Further, BlackRock appears to value these additional disclosures, as evidenced by less opposition to management recommendations in votes during subsequent annual shareholder meetings. This result extended to the subset of proposals related to environmental and social issues.
This Institutional Investor article discusses the research and in it the authors appear to advocate for investor public engagement. Hard to say whether we’ll see more of this from other investors but the authors say their research suggests public engagement is an effective way for investors to communicate broadly with portfolio companies beyond more costly individual interactions.
Welcome Back! Clayton Returns to Sullivan & Cromwell, Avakian to WilmerHale
In the time since former SEC Chair Jay Clayton departed the agency, some have wondered whether he would return to private practice. Some may recall last summer when the DOJ issued an announcement that the President intended to nominate Jay to become the US Attorney for the SDNY – that nomination didn’t really go anywhere as he stayed at the SEC until the holiday season. A couple of weeks ago, Sullivan & Cromwell announced that Jay is returning to the firm’s New York office as Senior Policy Advisor and of counsel. The announcement also says that he’s been appointed as Lead Independent Director of Apollo Global Management.
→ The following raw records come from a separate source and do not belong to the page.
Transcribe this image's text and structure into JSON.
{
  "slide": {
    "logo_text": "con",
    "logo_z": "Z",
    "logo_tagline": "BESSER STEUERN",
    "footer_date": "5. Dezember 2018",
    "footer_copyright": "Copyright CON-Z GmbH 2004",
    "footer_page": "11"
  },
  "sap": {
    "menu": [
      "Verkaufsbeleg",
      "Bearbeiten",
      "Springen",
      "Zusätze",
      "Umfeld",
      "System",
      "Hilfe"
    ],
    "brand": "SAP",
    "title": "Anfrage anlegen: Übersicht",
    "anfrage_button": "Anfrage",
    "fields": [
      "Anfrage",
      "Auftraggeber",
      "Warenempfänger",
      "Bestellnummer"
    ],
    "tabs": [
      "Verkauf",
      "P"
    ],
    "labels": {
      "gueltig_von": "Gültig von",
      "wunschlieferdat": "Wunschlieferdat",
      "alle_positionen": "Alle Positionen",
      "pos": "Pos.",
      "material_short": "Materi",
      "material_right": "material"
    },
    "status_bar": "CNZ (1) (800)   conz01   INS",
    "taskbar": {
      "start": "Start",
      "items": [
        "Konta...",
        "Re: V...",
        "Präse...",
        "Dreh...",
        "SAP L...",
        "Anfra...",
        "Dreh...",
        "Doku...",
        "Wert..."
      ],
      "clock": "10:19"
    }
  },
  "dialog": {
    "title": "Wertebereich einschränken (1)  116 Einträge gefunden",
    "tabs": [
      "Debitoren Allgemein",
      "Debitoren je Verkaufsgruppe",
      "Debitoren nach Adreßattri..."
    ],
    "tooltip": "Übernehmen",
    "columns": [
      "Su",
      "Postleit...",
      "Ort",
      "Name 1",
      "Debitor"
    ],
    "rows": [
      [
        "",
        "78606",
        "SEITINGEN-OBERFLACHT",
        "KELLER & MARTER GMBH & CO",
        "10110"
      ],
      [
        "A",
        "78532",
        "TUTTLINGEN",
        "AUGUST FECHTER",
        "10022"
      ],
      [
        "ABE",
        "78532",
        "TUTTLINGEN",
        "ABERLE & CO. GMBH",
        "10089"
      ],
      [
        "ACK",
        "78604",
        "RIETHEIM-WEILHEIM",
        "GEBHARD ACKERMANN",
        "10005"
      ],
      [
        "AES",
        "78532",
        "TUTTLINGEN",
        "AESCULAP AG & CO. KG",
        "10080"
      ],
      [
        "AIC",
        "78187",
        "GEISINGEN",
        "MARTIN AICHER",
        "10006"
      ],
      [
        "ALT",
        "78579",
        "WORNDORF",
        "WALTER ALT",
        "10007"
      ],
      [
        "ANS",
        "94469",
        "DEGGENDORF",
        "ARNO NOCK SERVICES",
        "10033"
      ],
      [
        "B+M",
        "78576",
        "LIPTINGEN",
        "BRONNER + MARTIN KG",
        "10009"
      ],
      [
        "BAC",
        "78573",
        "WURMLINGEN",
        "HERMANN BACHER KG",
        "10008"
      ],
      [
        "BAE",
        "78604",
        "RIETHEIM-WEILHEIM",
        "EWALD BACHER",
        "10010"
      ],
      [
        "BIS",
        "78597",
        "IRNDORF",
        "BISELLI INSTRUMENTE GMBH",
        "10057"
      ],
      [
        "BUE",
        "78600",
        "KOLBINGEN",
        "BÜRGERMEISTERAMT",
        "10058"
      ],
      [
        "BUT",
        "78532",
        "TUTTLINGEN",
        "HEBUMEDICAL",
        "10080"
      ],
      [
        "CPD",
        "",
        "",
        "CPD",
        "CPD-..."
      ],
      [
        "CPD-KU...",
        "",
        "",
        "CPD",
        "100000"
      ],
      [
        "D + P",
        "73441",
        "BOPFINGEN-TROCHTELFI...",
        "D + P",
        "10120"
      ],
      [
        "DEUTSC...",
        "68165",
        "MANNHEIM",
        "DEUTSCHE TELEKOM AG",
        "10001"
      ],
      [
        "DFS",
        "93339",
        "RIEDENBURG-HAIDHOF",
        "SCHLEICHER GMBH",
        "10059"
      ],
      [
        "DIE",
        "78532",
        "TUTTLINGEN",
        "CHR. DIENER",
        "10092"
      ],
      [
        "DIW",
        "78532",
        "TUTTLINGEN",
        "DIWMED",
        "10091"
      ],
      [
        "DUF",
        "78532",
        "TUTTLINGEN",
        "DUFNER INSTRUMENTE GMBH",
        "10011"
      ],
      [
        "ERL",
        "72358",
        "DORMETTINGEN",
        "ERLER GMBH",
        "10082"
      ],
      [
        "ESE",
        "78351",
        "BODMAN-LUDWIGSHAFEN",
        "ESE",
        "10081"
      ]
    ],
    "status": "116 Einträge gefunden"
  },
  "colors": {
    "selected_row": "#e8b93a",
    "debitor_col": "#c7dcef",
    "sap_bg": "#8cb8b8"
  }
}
Separately, last week WilmerHale announced that Stephanie Avakian, former Co-Director of the SEC’s Enforcement Division, is returning to the firm later in the year as Chair of its Securities and Financial Services Department and as a member of the firm’s Management Committee. Stephanie had been a partner at the firm prior to joining the SEC back in 2014.
January-February Issue of “The Corporate Executive”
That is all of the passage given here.